Jesus reiterates the connection between receiving Him in faith and receiving the gift of eternal life:

“Amen, amen, I say to you, whoever believes has eternal life. All people have access to God’s gift of eternal life through Jesus and we receive this gift through faith in Him.” (John 6:47)

John continues the theme of bread, the bread that came down from heaven in the next few verses. Jesus specified that this bread from heaven that gives eternal life is His flesh. He gives his flesh for the life of the world in his act of love and obedience to the cross. Once Jesus is crucified and resurrected, Jesus’ flesh becomes the source of eternal life for us. It is the flesh of Jesus that people must eat.

Again, the listeners began quarreling as this information was appalling. How can this man give us his flesh to eat? This was hard to take for many of them and some went back and no longer went with Him.

Both those Jews and those disciples who left and who had accepted everything up to this point, would have probably remained with Jesus if He had said He was speaking only symbolically. However, Jesus did not change His mind. In John 6, we have an extended promise of what would be instituted at the Last Supper.

What a gift Jesus has given us in His body and blood. In it, we experience thankfulness in knowing that everything we have, including our coming to Jesus is a gift!

We experience humbleness. We accept that we did not provide the impulse that brought us to Christ. God did. He drew us to Him.

We experience hopefulness for the conversion of those we love. We know that when God calls the dead, they rise and when God draws His sheep, they come.

We also experience closeness. We have an intimate union with Jesus who said, “He who eats My body and drinks My blood, abides in Me and I in him.” How much closer can we be to Him?

According to St. John Chrysostom, receiving Jesus in Holy Eucharist commits us to the poor. Our eyes are opened to those who need our help.

Reception of the Eucharist also increases the grace we received at Baptism. This enables us to resist temptation more often.

Our charity is strengthened. This living charity wipes away venial sins and preserves us from future mortal sins. The more we share in the life of Christ, the more difficult it is to break away from Him by mortal sin.

In one of his homilies, Pope Francis said he will ask the Holy Spirit to deepen his faith that the Eucharist is the center of his life. He will embrace the teaching that nothing else has as much importance as true devotion to the Eucharist.

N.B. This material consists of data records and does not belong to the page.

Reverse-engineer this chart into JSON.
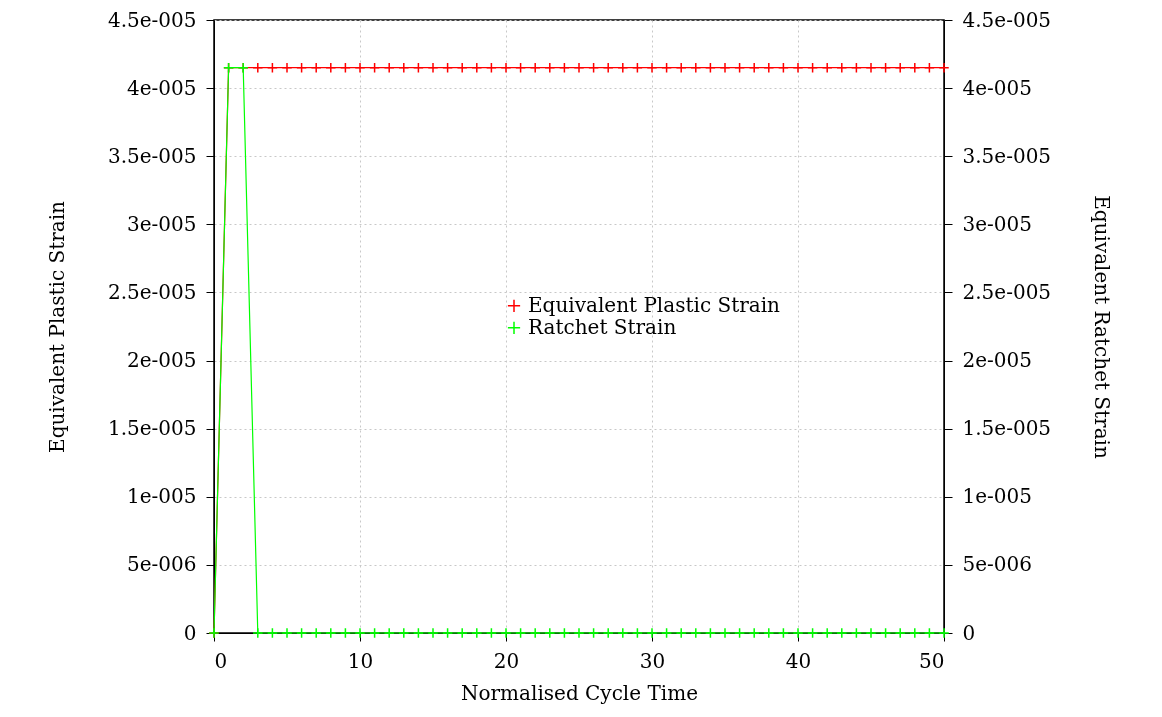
{
  "chart_data": {
    "type": "line",
    "xlabel": "Normalised Cycle Time",
    "ylabel": "Equivalent Plastic Strain",
    "y2label": "Equivalent Ratchet Strain",
    "x": [
      0,
      1,
      2,
      3,
      4,
      5,
      6,
      7,
      8,
      9,
      10,
      11,
      12,
      13,
      14,
      15,
      16,
      17,
      18,
      19,
      20,
      21,
      22,
      23,
      24,
      25,
      26,
      27,
      28,
      29,
      30,
      31,
      32,
      33,
      34,
      35,
      36,
      37,
      38,
      39,
      40,
      41,
      42,
      43,
      44,
      45,
      46,
      47,
      48,
      49,
      50
    ],
    "series": [
      {
        "name": "Equivalent Plastic Strain",
        "color": "#ff0000",
        "marker": "cross",
        "values": [
          0,
          4.15e-05,
          4.15e-05,
          4.15e-05,
          4.15e-05,
          4.15e-05,
          4.15e-05,
          4.15e-05,
          4.15e-05,
          4.15e-05,
          4.15e-05,
          4.15e-05,
          4.15e-05,
          4.15e-05,
          4.15e-05,
          4.15e-05,
          4.15e-05,
          4.15e-05,
          4.15e-05,
          4.15e-05,
          4.15e-05,
          4.15e-05,
          4.15e-05,
          4.15e-05,
          4.15e-05,
          4.15e-05,
          4.15e-05,
          4.15e-05,
          4.15e-05,
          4.15e-05,
          4.15e-05,
          4.15e-05,
          4.15e-05,
          4.15e-05,
          4.15e-05,
          4.15e-05,
          4.15e-05,
          4.15e-05,
          4.15e-05,
          4.15e-05,
          4.15e-05,
          4.15e-05,
          4.15e-05,
          4.15e-05,
          4.15e-05,
          4.15e-05,
          4.15e-05,
          4.15e-05,
          4.15e-05,
          4.15e-05,
          4.15e-05
        ]
      },
      {
        "name": "Ratchet Strain",
        "color": "#00ff00",
        "marker": "cross",
        "axis": "y2",
        "values": [
          0,
          4.15e-05,
          4.15e-05,
          0,
          0,
          0,
          0,
          0,
          0,
          0,
          0,
          0,
          0,
          0,
          0,
          0,
          0,
          0,
          0,
          0,
          0,
          0,
          0,
          0,
          0,
          0,
          0,
          0,
          0,
          0,
          0,
          0,
          0,
          0,
          0,
          0,
          0,
          0,
          0,
          0,
          0,
          0,
          0,
          0,
          0,
          0,
          0,
          0,
          0,
          0,
          0
        ]
      }
    ],
    "xlim": [
      0,
      50
    ],
    "xticks": [
      0,
      10,
      20,
      30,
      40,
      50
    ],
    "ylim": [
      0,
      4.5e-05
    ],
    "yticks": [
      0,
      {
        "value": 5e-06,
        "label": "5e-006"
      },
      {
        "value": 1e-05,
        "label": "1e-005"
      },
      {
        "value": 1.5e-05,
        "label": "1.5e-005"
      },
      {
        "value": 2e-05,
        "label": "2e-005"
      },
      {
        "value": 2.5e-05,
        "label": "2.5e-005"
      },
      {
        "value": 3e-05,
        "label": "3e-005"
      },
      {
        "value": 3.5e-05,
        "label": "3.5e-005"
      },
      {
        "value": 4e-05,
        "label": "4e-005"
      },
      {
        "value": 4.5e-05,
        "label": "4.5e-005"
      }
    ],
    "y2lim": [
      0,
      4.5e-05
    ],
    "y2ticks": [
      0,
      {
        "value": 5e-06,
        "label": "5e-006"
      },
      {
        "value": 1e-05,
        "label": "1e-005"
      },
      {
        "value": 1.5e-05,
        "label": "1.5e-005"
      },
      {
        "value": 2e-05,
        "label": "2e-005"
      },
      {
        "value": 2.5e-05,
        "label": "2.5e-005"
      },
      {
        "value": 3e-05,
        "label": "3e-005"
      },
      {
        "value": 3.5e-05,
        "label": "3.5e-005"
      },
      {
        "value": 4e-05,
        "label": "4e-005"
      },
      {
        "value": 4.5e-05,
        "label": "4.5e-005"
      }
    ],
    "grid": true,
    "legend": "right"
  }
}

A few Sunday’s ago, Father Jim at St. Philip Neri Church, told the congregation a story about his sister and brother, both living out of town. Father was going there to visit them because his sister has been sick. She told Father by phone that she hoped his plane would not be late because the brother probably would not wait at the airport for him. Father said to her, “You mean if the airplane is an hour late, he would not wait for me?”
“No, said his sister. He’s crotchety in his old age.” (66)

Father responded to her, “Tell him to go to Mass and Communion every day! If you go to daily Mass, there’s no way you can be crotchety,” he advised.

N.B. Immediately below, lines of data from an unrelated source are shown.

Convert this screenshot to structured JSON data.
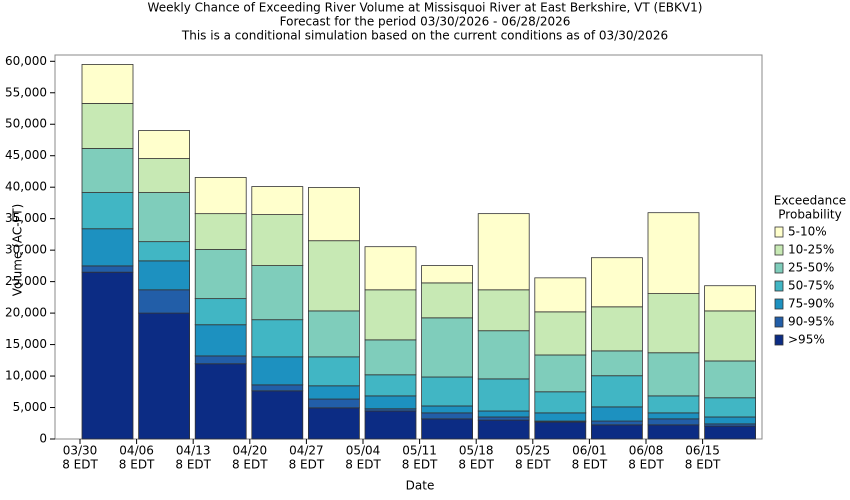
{
  "chart_data": {
    "type": "stacked_bar",
    "title": "Weekly Chance of Exceeding River Volume at Missisquoi River at East Berkshire, VT (EBKV1)",
    "subtitle": "Forecast for the period 03/30/2026 - 06/28/2026",
    "subtitle2": "This is a conditional simulation based on the current conditions as of 03/30/2026",
    "x_label": "Date",
    "y_label": "Volume (AC-FT)",
    "legend_title": [
      "Exceedance",
      "Probability"
    ],
    "categories": [
      "03/30",
      "04/06",
      "04/13",
      "04/20",
      "04/27",
      "05/04",
      "05/11",
      "05/18",
      "05/25",
      "06/01",
      "06/08",
      "06/15"
    ],
    "category_sublabel": "8 EDT",
    "ylim": [
      0,
      61000
    ],
    "yticks": [
      0,
      {
        "value": 5000,
        "label": "5,000"
      },
      {
        "value": 10000,
        "label": "10,000"
      },
      {
        "value": 15000,
        "label": "15,000"
      },
      {
        "value": 20000,
        "label": "20,000"
      },
      {
        "value": 25000,
        "label": "25,000"
      },
      {
        "value": 30000,
        "label": "30,000"
      },
      {
        "value": 35000,
        "label": "35,000"
      },
      {
        "value": 40000,
        "label": "40,000"
      },
      {
        "value": 45000,
        "label": "45,000"
      },
      {
        "value": 50000,
        "label": "50,000"
      },
      {
        "value": 55000,
        "label": "55,000"
      },
      {
        "value": 60000,
        "label": "60,000"
      }
    ],
    "series": [
      {
        "name": ">95%",
        "color": "#0c2c84",
        "values": [
          26500,
          20000,
          11950,
          7650,
          4950,
          4450,
          3200,
          3000,
          2700,
          2250,
          2250,
          2050
        ]
      },
      {
        "name": "90-95%",
        "color": "#225ea8",
        "values": [
          1000,
          3700,
          1250,
          950,
          1400,
          350,
          950,
          500,
          150,
          600,
          950,
          350
        ]
      },
      {
        "name": "75-90%",
        "color": "#1d91c0",
        "values": [
          5900,
          4600,
          4950,
          4450,
          2100,
          2050,
          1100,
          950,
          1300,
          2250,
          950,
          1100
        ]
      },
      {
        "name": "50-75%",
        "color": "#41b6c4",
        "values": [
          5750,
          3050,
          4150,
          5900,
          4600,
          3350,
          4600,
          5100,
          3350,
          4950,
          2700,
          3050
        ]
      },
      {
        "name": "25-50%",
        "color": "#7fcdbb",
        "values": [
          7000,
          7800,
          7800,
          8600,
          7300,
          5550,
          9400,
          7650,
          5850,
          3950,
          6850,
          5850
        ]
      },
      {
        "name": "10-25%",
        "color": "#c7e9b4",
        "values": [
          7150,
          5400,
          5700,
          8100,
          11150,
          7950,
          5550,
          6500,
          6850,
          7000,
          9400,
          7950
        ]
      },
      {
        "name": "5-10%",
        "color": "#ffffcc",
        "values": [
          6200,
          4450,
          5750,
          4450,
          8450,
          6850,
          2750,
          12100,
          5400,
          7800,
          12850,
          4000
        ]
      }
    ]
  }
}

I don’t know about you, but the people I know who go to daily Mass and Holy Communion would not be considered “crotchety!” I think Father Jim is right. For the most part, daily communicants follow God’s command to love Him and love others. They seem to be at peace and trust in God’s goodness and mercy. They have their priorities in order. They obviously want spiritual nourishment in this life and eternal happiness in the world to come.

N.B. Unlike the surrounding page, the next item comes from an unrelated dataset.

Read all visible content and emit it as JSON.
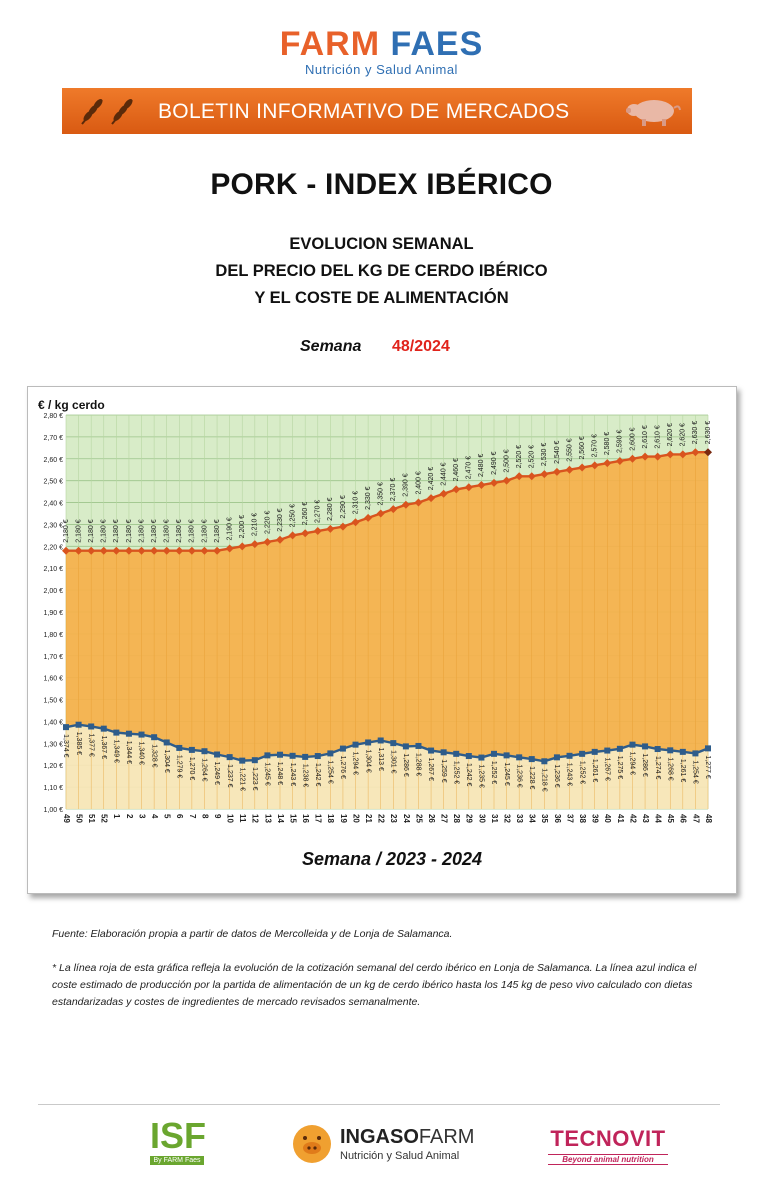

As Debra told us a few weeks ago, we should try to attend Mass and Holy Communion at least once a week other than our Sunday obligation. I believe it will make a positive difference in our lives. For some, the more you go, the more often you want to go to be spiritually fed. As Catholics, Father Shields reminded us last week, “Our life centers on the altar.”

In conclusion, we pray.
Jesus, You are the living bread that sustains us in this life. May we always hunger for the bread that comes from heaven and find in it the nourishment we need to love and serve you. May we live in joy and peace with the Father, Son, and Holy Spirit now and in eternity. Amen.